For the past several years, Baby Einstein has been under attack by propaganda groups taking extreme positions that try to dictate what parents should do, say and buy. Our philosophy has always been to focus on creating products that parents and babies love, and to not get sidetracked and pulled down into their street fight.

Unfortunately, with Susan Linn’s latest stunt, we cannot be silent any longer. Linn’s obvious dislike for Baby Einstein has now turned into a sensational, headline-grabbing publicity campaign that seeks to twist and spin a simple, customer satisfaction action into a false admission of guilt. This is clearly not the case.

Linn’s moves are carefully crafted to prey on parental guilt and uncertainty. This time, she began by asking the Federal Trade Commission (FTC) to go after Baby Einstein because, she said, we claimed that Baby Einstein was educational.
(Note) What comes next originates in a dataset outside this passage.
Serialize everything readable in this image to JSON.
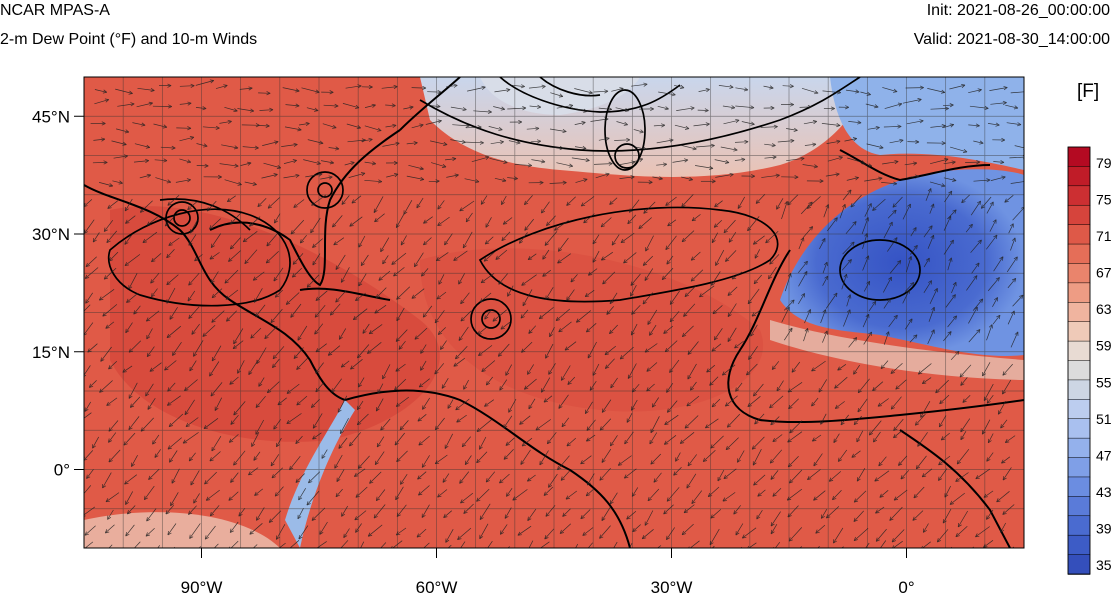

But we do not make any such claim – and the FTC brought no action.

Not content to rely on the judgment of the federal government, her attacks continued and escalated despite the fact that her assertions have no merit.

That’s where we are today. However, we took a very different approach. We strongly believe that, unlike Linn, our consumers find value in our product, and rather than continue to fight with her, we decided to leave it up to those consumers. That is why we extended a refund policy that was already in place. Although she would like to claim otherwise, there is nothing extraordinary about a company’s willingness to stand behind its product. To the contrary, it is the strongest possible show of confidence in it.

Baby Einstein announced this offer in a press release issued on September 4, 2009, which was largely ignored by the media. Linn’s latest public relations blitz simply distorts the facts and misleads the public. In the end, this smear campaign has everything to do with Linn trying to generate ink and funding for her cause, and not about the value that consumers find in our product.

Thank you for letting us set the record straight.


Susan McLain
General Manager, The Baby Einstein Company
Not being a big fan of television for kids, we actually found the Baby Einstein dvds had some positive, if not wholly education components. But, clearly there is a difference of opinion. It is difficult to make this really a good case of a breached warranty. It would have to be an express warranty (affirmation of fact) under UCC 2-313. The case that the dvds did not make your kids smarter would seem to have problems on the arguments of opinion, puffery and the like. Disney has put a stop to any claims by just offerring the refund.